Working from home with a family
'Never work with animals and children' might be a good rule of thumb for actors, but many of you will find it impossible to avoid now that schools are shut. On the bright side, you’ll see a lot more of your family – perhaps more than you (or they) might want initially. But, there are plenty of bonuses to being together.
You’ll be much better off
The enforced closure will mean you’ll save a bundle on childcare. Also, you won’t have to pretend that you don’t have kids any more – a common complaint among many working parents. Now, you’ll be able to spend your tea breaks with your daughter and her dollies rather than having to make small talk in the staff canteen.
Juggling homeworking with homeschooling can be tricky, so it’s important to stay level-headed about what you’re likely to achieve. Otherwise, you might end up feeling like a bad employee and a lousy parent. Social media is already full of people’s pictures of their colour-coded, laminated daily schedules. But, within a day or two, these will mostly only be used to scoop up cereal from the kitchen table.
Understand that you’re never going to be able to put in an eight-hour working day, ensure your kids have done all their schoolwork and keep a spotless house. Set goals for a week or even month, rather than having the anxiety and frustration of a daily-to-do list. You can still achieve plenty while remaining flexible.
Relax screen time rules
You might need to allow your children to watch TV or use their tablet for an extra hour or two while you race to hit a deadline. That doesn’t mean you’re a failure, you’re just being pragmatic. When you’ve finished your work then you can concentrate on helping your kids with theirs.

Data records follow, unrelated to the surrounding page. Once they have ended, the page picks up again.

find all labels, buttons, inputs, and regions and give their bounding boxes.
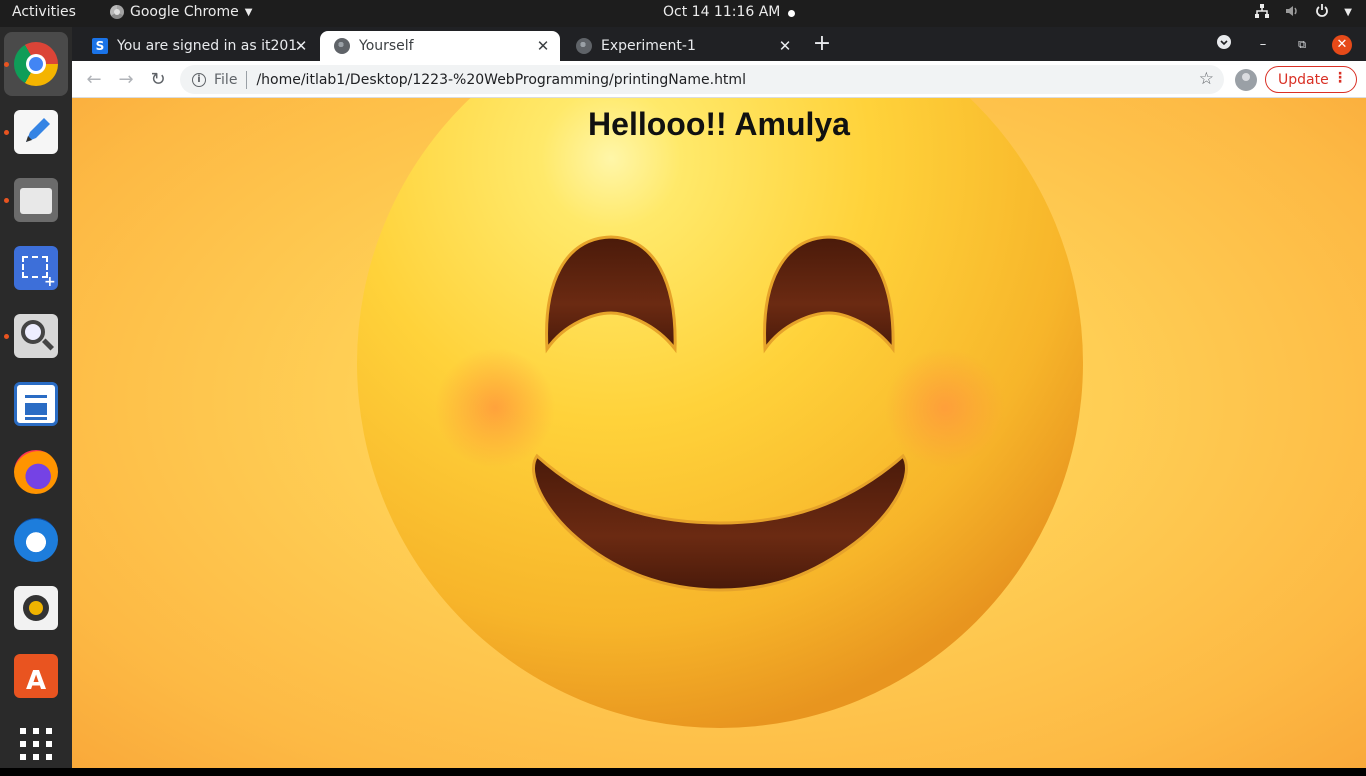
system-menu[interactable]: ▼ — [1254, 3, 1352, 23]
system-top-bar: Activities Google Chrome ▼ Oct 14 11:16 … — [0, 0, 1366, 27]
volume-icon — [1284, 3, 1300, 23]
globe-icon — [334, 38, 350, 54]
network-icon — [1254, 3, 1270, 23]
tab-title: Yourself — [359, 38, 414, 54]
tab-strip: S You are signed in as it201 ✕ Yourself … — [72, 27, 1366, 61]
dock: + A — [0, 27, 72, 768]
dock-thunderbird[interactable] — [4, 508, 68, 572]
tab-title: Experiment-1 — [601, 38, 696, 54]
dock-text-editor[interactable] — [4, 100, 68, 164]
browser-window: S You are signed in as it201 ✕ Yourself … — [72, 27, 1366, 768]
dock-image-viewer[interactable] — [4, 304, 68, 368]
new-tab-button[interactable]: + — [810, 33, 834, 57]
close-icon[interactable]: ✕ — [776, 37, 794, 55]
text-editor-icon — [14, 110, 58, 154]
chrome-icon — [110, 5, 124, 19]
smiling-face-image — [357, 98, 1083, 728]
scheme-label: File — [214, 71, 238, 88]
bookmark-star-icon[interactable]: ☆ — [1199, 69, 1214, 89]
back-button[interactable]: ← — [82, 68, 106, 92]
running-indicator — [4, 62, 9, 67]
speaker-icon — [14, 586, 58, 630]
dock-software[interactable]: A — [4, 644, 68, 708]
app-menu[interactable]: Google Chrome ▼ — [110, 4, 252, 20]
dock-rhythmbox[interactable] — [4, 576, 68, 640]
update-label: Update — [1278, 71, 1329, 88]
tab-signed-in[interactable]: S You are signed in as it201 ✕ — [78, 31, 318, 61]
more-menu-icon: ⋮ — [1333, 70, 1347, 86]
clock[interactable]: Oct 14 11:16 AM — [663, 4, 780, 20]
restore-button[interactable]: ⧉ — [1292, 35, 1312, 55]
page-content: Hellooo!! Amulya — [72, 98, 1366, 768]
minimize-button[interactable]: – — [1253, 35, 1273, 55]
firefox-icon — [14, 450, 58, 494]
grid-icon — [20, 728, 52, 760]
dock-writer[interactable] — [4, 372, 68, 436]
screenshot-icon: + — [14, 246, 58, 290]
notification-dot — [788, 10, 795, 17]
tab-favicon: S — [92, 38, 108, 54]
document-icon — [14, 382, 58, 426]
divider — [246, 70, 248, 89]
dock-screenshot[interactable]: + — [4, 236, 68, 300]
show-applications-button[interactable] — [4, 712, 68, 776]
close-window-button[interactable]: ✕ — [1332, 35, 1352, 55]
activities-button[interactable]: Activities — [12, 4, 76, 20]
dock-files[interactable] — [4, 168, 68, 232]
chevron-down-icon: ▼ — [1344, 7, 1352, 18]
dock-firefox[interactable] — [4, 440, 68, 504]
globe-icon — [576, 38, 592, 54]
tab-experiment[interactable]: Experiment-1 ✕ — [562, 31, 802, 61]
profile-avatar[interactable] — [1235, 69, 1257, 91]
software-center-icon: A — [14, 654, 58, 698]
folder-icon — [14, 178, 58, 222]
magnifier-icon — [14, 314, 58, 358]
url-text[interactable]: /home/itlab1/Desktop/1223-%20WebProgramm… — [256, 72, 746, 88]
close-icon[interactable]: ✕ — [292, 37, 310, 55]
browser-toolbar: ← → ↻ i File /home/itlab1/Desktop/1223-%… — [72, 61, 1366, 98]
tab-search-button[interactable] — [1214, 35, 1234, 55]
reload-button[interactable]: ↻ — [146, 68, 170, 92]
update-button[interactable]: Update ⋮ — [1265, 66, 1357, 93]
chevron-down-icon: ▼ — [244, 6, 253, 18]
page-heading: Hellooo!! Amulya — [588, 106, 850, 142]
app-menu-label: Google Chrome — [130, 4, 239, 20]
dock-chrome[interactable] — [4, 32, 68, 96]
thunderbird-icon — [14, 518, 58, 562]
chevron-down-icon — [1217, 35, 1231, 49]
tab-yourself[interactable]: Yourself ✕ — [320, 31, 560, 61]
chrome-icon — [14, 42, 58, 86]
forward-button[interactable]: → — [114, 68, 138, 92]
running-indicator — [4, 334, 9, 339]
close-icon[interactable]: ✕ — [534, 37, 552, 55]
address-bar[interactable]: i File /home/itlab1/Desktop/1223-%20WebP… — [180, 65, 1224, 94]
power-icon — [1314, 3, 1330, 23]
running-indicator — [4, 130, 9, 135]
running-indicator — [4, 198, 9, 203]
info-icon[interactable]: i — [192, 72, 206, 87]
tab-title: You are signed in as it201 — [117, 38, 297, 54]
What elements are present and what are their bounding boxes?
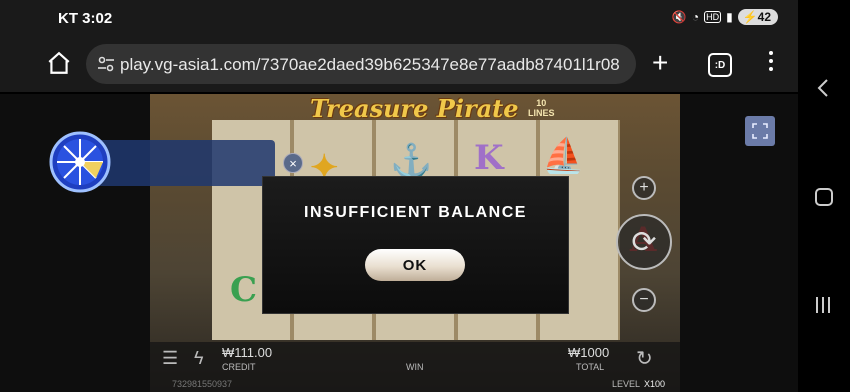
session-id: 732981550937	[172, 379, 233, 389]
home-nav-icon[interactable]	[815, 188, 833, 206]
total-label: TOTAL	[576, 362, 605, 372]
browser-toolbar: play.vg-asia1.com/7370ae2daed39b625347e8…	[0, 38, 798, 94]
phone-screen: KT 3:02 🔇 ◔ HD ▮ ⚡42 play.vg-asia1.com/7…	[0, 0, 798, 392]
win-label: WIN	[406, 362, 424, 372]
close-banner-icon[interactable]: ×	[283, 153, 303, 173]
mute-icon: 🔇	[671, 10, 687, 24]
k-symbol: K	[474, 138, 504, 178]
carrier-label: KT	[58, 10, 78, 27]
fullscreen-icon[interactable]	[745, 116, 775, 146]
total-value: ₩1000	[568, 345, 610, 360]
site-settings-icon[interactable]	[96, 54, 116, 74]
credit-label: CREDIT	[222, 362, 256, 372]
status-icons: 🔇 ◔ HD ▮ ⚡42	[672, 9, 778, 25]
status-clock: KT 3:02	[58, 10, 112, 27]
autospin-icon[interactable]: ↻	[636, 346, 653, 371]
c-symbol: C	[230, 270, 258, 310]
battery-badge: ⚡42	[737, 9, 778, 25]
ship-symbol: ⛵	[542, 137, 585, 175]
url-text[interactable]: play.vg-asia1.com/7370ae2daed39b625347e8…	[120, 55, 630, 75]
lines-badge: 10 LINES	[528, 98, 555, 118]
level-value: X100	[644, 379, 666, 389]
hd-icon: HD	[704, 11, 722, 23]
bet-decrease-button[interactable]: −	[632, 288, 656, 312]
credit-value: ₩111.00	[222, 345, 273, 360]
status-bar: KT 3:02 🔇 ◔ HD ▮ ⚡42	[0, 0, 798, 38]
signal-icon: ▮	[726, 10, 733, 24]
battery-level: 42	[757, 10, 771, 24]
home-icon[interactable]	[46, 50, 72, 76]
menu-icon[interactable]: ☰	[162, 348, 178, 369]
insufficient-balance-dialog: INSUFFICIENT BALANCE OK	[262, 176, 569, 314]
game-info-bar: ☰ ϟ ₩111.00 CREDIT WIN ₩1000 TOTAL ↻ 732…	[150, 342, 680, 392]
game-logo: Treasure Pirate	[310, 94, 519, 123]
recents-icon[interactable]	[815, 296, 831, 314]
time-label: 3:02	[82, 10, 113, 27]
spin-button[interactable]: ⟳	[616, 214, 672, 270]
android-nav-bar	[798, 0, 850, 392]
dialog-message: INSUFFICIENT BALANCE	[304, 204, 527, 221]
address-bar[interactable]: play.vg-asia1.com/7370ae2daed39b625347e8…	[86, 44, 636, 84]
back-icon[interactable]	[816, 78, 830, 98]
new-tab-icon[interactable]: +	[652, 49, 668, 77]
level-label: LEVEL	[612, 379, 641, 389]
ok-button[interactable]: OK	[365, 249, 465, 281]
bet-increase-button[interactable]: +	[632, 176, 656, 200]
tab-switcher-button[interactable]: :D	[708, 53, 732, 77]
turbo-icon[interactable]: ϟ	[194, 348, 204, 369]
prize-wheel-icon[interactable]	[49, 131, 111, 193]
wifi-icon: ◔	[691, 10, 700, 24]
more-menu-icon[interactable]	[768, 51, 774, 75]
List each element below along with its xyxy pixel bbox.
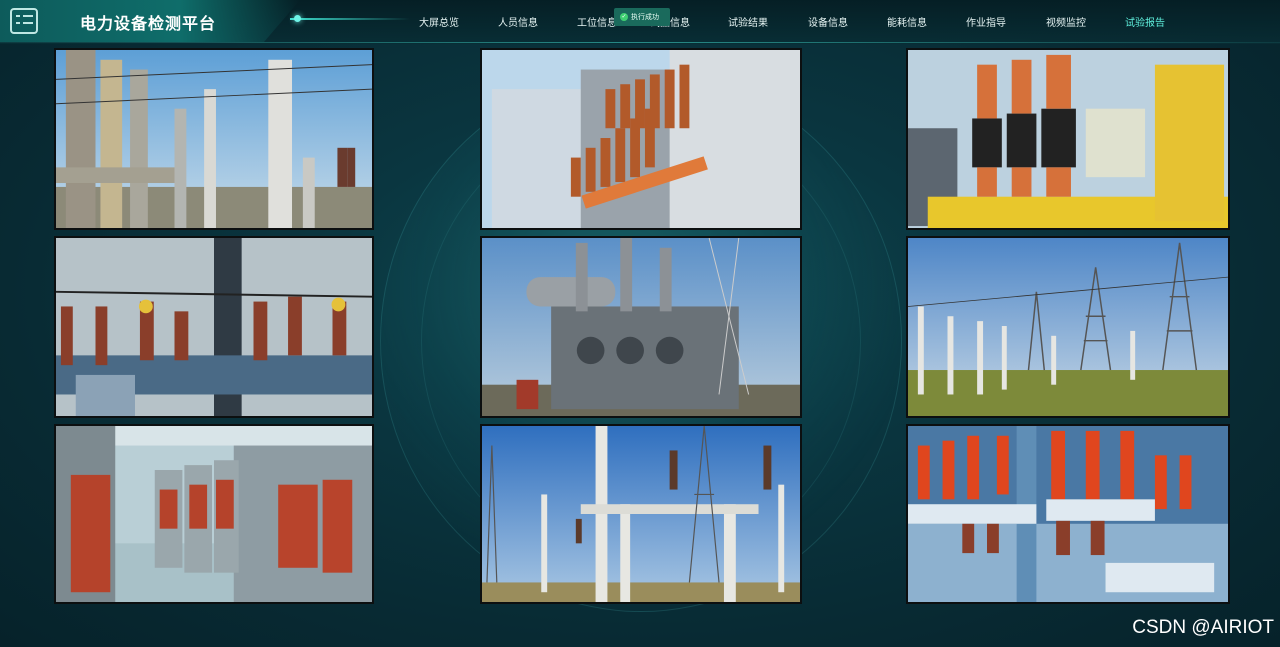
nav-item-video-monitor[interactable]: 视频监控 — [1046, 14, 1086, 29]
pole-switchgear-image — [56, 238, 372, 416]
nav-item-personnel[interactable]: 人员信息 — [498, 14, 538, 29]
nav-item-work-guide[interactable]: 作业指导 — [966, 14, 1006, 29]
success-toast: ✓ 执行成功 — [614, 8, 670, 26]
csdn-watermark: CSDN @AIRIOT — [1132, 617, 1274, 638]
video-tile-4[interactable] — [54, 236, 374, 418]
check-circle-icon: ✓ — [620, 13, 628, 21]
substation-insulators-image — [56, 50, 372, 228]
header-divider — [0, 42, 1280, 43]
video-tile-2[interactable] — [480, 48, 802, 230]
nav-item-equipment[interactable]: 设备信息 — [808, 14, 848, 29]
nav-item-overview[interactable]: 大屏总览 — [419, 14, 459, 29]
video-tile-3[interactable] — [906, 48, 1230, 230]
nav-item-test-results[interactable]: 试验结果 — [728, 14, 768, 29]
toast-text: 执行成功 — [631, 13, 659, 21]
indoor-switchgear-image — [56, 426, 372, 602]
video-tile-1[interactable] — [54, 48, 374, 230]
yellow-transformer-image — [908, 50, 1228, 228]
video-tile-7[interactable] — [54, 424, 374, 604]
substation-structures-image — [482, 426, 800, 602]
video-tile-6[interactable] — [906, 236, 1230, 418]
glowing-insulators-image — [908, 426, 1228, 602]
header-accent-line — [290, 18, 410, 20]
video-tile-9[interactable] — [906, 424, 1230, 604]
main-nav: 大屏总览 人员信息 工位信息 试品信息 试验结果 设备信息 能耗信息 作业指导 … — [400, 0, 1280, 42]
header-accent-dot — [294, 15, 301, 22]
nav-item-test-report[interactable]: 试验报告 — [1125, 14, 1165, 29]
video-tile-8[interactable] — [480, 424, 802, 604]
substation-field-image — [908, 238, 1228, 416]
video-tile-5[interactable] — [480, 236, 802, 418]
power-transformer-image — [482, 238, 800, 416]
top-header: 电力设备检测平台 大屏总览 人员信息 工位信息 试品信息 试验结果 设备信息 能… — [0, 0, 1280, 44]
checklist-icon[interactable] — [10, 8, 38, 34]
nav-item-workstation[interactable]: 工位信息 — [577, 14, 617, 29]
transformer-bushings-image — [482, 50, 800, 228]
nav-item-energy[interactable]: 能耗信息 — [887, 14, 927, 29]
app-title: 电力设备检测平台 — [80, 14, 217, 33]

If your children are very young, then it might be nigh-impossible for you to get much work done. But, if your partner is also working from home then one of you can look after the little ones while the other works.
Create a nest
If you’ve not worked regularly in a crowded house, then you might think it’s a good idea to seat yourself at the kitchen table, reasoning that you’ll be able to keep an eye on everyone from there. But, you’ll quickly discover that you’d get more work done sitting in the main concourse of Manchester Piccadilly station. A good tip is to find somewhere – anywhere – to work which has a door that you can shut.
It won’t be perfect. Everyone remembers that guy whose young kids came bounding into his study while he was being interviewed. Soon, that may be us. But that’s okay. After all, it could be your boss’ child who bursts in during a Zoom meeting.
The weeks ahead are going to be challenging but providing everyone is realistic then you’ll still be able to do a great job. Who knows, you might even wonder how you ever got anything done in the office with all those distractions, while finding a new work/life balance that you never dreamed possible.